Before you even ask, no -- I will not rant any further (this week) about fat. Well, maybe a little. But I swear that I'll stop soon!
In other news, I was reading Phantom Scribbler's lament about her son, LG, beginning kindergarten. That got me thinking about my own days in kindergarten. When I was in kindergarten, lo those many years ago, I think it was only a partial day program. I remember a lot of art projects made with popsicle sticks and Elmer's Glue. I remember getting cookies and milk. I remember a friend of mine who was the paste-eating kid. I remember naps. A lot of actual academics, I don't remember so much. I mean, I'm sure that we DID actually do academic-type stuff, but I don't have any clear memories of it.
The thing that really strikes me as the difference between then and now is that kids learn so much more now than we did back then. I remember kindergarten as being play time, not as learning time. I suppose that's a good memory to have of it -- sort of idyllic, and not so stressful. Kids today have a LOT of skills they have to master. Many children here have already had a year of PreK under their belts prior to entering kindergarten, and some even have preschool experience. A lot of them are old hands at this school thing. For others, this is their very first experience with school, and it's overwhelming for them.
Don't get me wrong -- a lot of kindergarten is social skills. How to interact with others. Common niceties, like washing your hands after using the restroom, and using a tissue when you sneeze. Saying please and thank you. And, because we, as Southerners, are raised to say "Yes, ma'am" and "No, ma'am", we hear a lot of that, too. (We don't demand that they say it, but we do ask for more than just "Huh?" Or, "What?!") We model good behavior. We teach that looking on someone else's paper constitutes "cheating", and that's not good. We tell the kids that looking on someone else's paper doesn't tell me what YOU know, it tells me what the person you cheated off of knows.
Sometimes, we have to "unteach" years of children saying things the wrong way. I have a child in my class this year for whom it is my mission to teach how to correctly pronounce the word "yellow." Now, you wouldn't think that this is too big a deal, but it actually is. When she says "lellow", she's setting herself up for turning the "y" sound into a "l" sound. That plays havoc with her grasp of phonics, and she cannot learn to successfully learn to decode words that have a "y" in them. I'm not saying that every child who adorably says the word "lellow" is in danger of becoming speech-impaired -- not at all. But, for this child, it is impeding her learning. She often has diffuculty in pronouncing the "y" sound in other words, and she automatically has a handicap whenever she tries to pick up a book and sound words out. We have begun doing what we term "mirror" practice, where I model the correct shape of the sound with my teeth, tongue, and lips, and she copies. Then, I have her stand in front of the mirror, and try to make her mouth make the same shape. That way, she can see the difference. If she sees the difference, maybe she'll begin to hear the difference.

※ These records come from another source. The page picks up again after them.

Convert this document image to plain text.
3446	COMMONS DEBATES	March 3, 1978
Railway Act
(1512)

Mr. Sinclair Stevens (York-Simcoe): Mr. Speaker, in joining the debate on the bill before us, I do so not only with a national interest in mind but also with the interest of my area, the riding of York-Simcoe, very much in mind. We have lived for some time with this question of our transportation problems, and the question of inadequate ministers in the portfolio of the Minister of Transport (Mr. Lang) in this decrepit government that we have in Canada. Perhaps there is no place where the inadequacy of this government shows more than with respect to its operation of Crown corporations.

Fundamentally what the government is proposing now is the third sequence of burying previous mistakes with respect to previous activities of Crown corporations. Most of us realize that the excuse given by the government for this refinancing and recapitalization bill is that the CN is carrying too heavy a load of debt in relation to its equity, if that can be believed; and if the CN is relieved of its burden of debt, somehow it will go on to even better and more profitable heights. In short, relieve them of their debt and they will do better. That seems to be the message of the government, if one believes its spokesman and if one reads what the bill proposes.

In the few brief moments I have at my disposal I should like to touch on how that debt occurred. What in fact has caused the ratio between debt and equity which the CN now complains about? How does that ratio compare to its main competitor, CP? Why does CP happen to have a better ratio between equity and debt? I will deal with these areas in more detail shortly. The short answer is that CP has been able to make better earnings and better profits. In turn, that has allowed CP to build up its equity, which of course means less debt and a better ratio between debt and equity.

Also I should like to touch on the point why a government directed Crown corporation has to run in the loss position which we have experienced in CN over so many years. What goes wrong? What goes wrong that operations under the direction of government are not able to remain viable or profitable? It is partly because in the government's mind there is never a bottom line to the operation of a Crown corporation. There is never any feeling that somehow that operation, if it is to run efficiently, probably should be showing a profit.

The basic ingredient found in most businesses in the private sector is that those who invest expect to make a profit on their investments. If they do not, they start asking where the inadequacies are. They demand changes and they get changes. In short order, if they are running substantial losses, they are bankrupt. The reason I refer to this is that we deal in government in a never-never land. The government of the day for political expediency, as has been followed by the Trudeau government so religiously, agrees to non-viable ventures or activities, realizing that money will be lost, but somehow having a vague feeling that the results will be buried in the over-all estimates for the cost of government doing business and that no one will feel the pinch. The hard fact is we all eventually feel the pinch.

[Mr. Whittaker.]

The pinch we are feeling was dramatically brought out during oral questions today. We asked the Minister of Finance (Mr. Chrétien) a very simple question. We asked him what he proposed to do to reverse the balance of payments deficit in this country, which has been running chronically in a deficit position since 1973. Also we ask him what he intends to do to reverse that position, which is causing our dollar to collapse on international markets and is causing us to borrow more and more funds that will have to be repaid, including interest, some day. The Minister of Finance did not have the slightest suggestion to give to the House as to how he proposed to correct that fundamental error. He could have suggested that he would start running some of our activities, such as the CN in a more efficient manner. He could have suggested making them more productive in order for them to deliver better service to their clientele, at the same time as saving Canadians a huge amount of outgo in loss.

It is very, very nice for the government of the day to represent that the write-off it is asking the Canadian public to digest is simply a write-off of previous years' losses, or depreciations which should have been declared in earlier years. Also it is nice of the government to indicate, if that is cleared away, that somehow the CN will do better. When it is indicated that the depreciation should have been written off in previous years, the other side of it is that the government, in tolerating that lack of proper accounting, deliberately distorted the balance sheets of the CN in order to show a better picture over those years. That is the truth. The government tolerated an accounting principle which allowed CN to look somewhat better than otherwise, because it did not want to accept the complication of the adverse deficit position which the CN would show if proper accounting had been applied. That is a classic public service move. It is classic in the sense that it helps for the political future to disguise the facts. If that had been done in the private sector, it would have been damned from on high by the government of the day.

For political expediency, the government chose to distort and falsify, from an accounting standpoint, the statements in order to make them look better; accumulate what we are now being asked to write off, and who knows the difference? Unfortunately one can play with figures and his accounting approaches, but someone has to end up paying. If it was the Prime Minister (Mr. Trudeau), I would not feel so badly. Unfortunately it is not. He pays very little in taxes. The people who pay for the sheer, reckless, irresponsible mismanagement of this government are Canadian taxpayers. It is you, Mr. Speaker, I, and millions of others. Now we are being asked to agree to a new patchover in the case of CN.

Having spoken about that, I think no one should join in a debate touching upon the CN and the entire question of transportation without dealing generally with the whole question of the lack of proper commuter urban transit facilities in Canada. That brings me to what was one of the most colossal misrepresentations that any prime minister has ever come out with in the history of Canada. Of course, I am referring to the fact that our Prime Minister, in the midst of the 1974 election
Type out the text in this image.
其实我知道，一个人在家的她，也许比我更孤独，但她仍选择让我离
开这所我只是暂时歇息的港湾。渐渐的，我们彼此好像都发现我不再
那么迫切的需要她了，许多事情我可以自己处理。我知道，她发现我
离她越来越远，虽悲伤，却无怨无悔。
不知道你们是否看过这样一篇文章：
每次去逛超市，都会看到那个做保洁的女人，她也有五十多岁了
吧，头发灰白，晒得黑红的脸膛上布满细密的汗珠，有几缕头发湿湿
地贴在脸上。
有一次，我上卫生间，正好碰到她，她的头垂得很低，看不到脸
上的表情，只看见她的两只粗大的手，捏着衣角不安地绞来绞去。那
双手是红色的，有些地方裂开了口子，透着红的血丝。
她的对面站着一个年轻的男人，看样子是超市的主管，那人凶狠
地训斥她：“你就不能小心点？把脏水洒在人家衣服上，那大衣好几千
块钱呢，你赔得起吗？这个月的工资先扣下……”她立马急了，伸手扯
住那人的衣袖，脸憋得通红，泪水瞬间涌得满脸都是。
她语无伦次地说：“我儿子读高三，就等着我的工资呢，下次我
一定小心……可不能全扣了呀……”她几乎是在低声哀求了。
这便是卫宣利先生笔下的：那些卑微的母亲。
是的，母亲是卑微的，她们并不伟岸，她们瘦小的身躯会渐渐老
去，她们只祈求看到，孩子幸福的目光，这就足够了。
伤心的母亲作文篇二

We have to unteach the pronunciation of the letter "r" as "ar-uh." I don't know if this is a uniquely Southern colloquial pronunciation, but every year, I have several children that have to unlearn this bad habit, and for the same reason as "lellow." It messes with their grasp of the phonics. Ditto for the pronunciation of the word "ask" as "ax." Lazy speech begets problems down the road for little learners.
My kids are learing about sea life right now. We have learned about invertebrates, and had a field trip to the aquarium this week. We got to hold horseshoe crabs, whelks, spider crabs, and hermit crabs. We learned a lot about blue crabs -- they have 10 legs; the male crabs have blue claws, while the females have red ones; you can also tell the sex of the crab from the shape on the underside of the shell; and a blue crab has eyes like kaleidescopes.
Kindergarten sure has come a long way from when I was a child.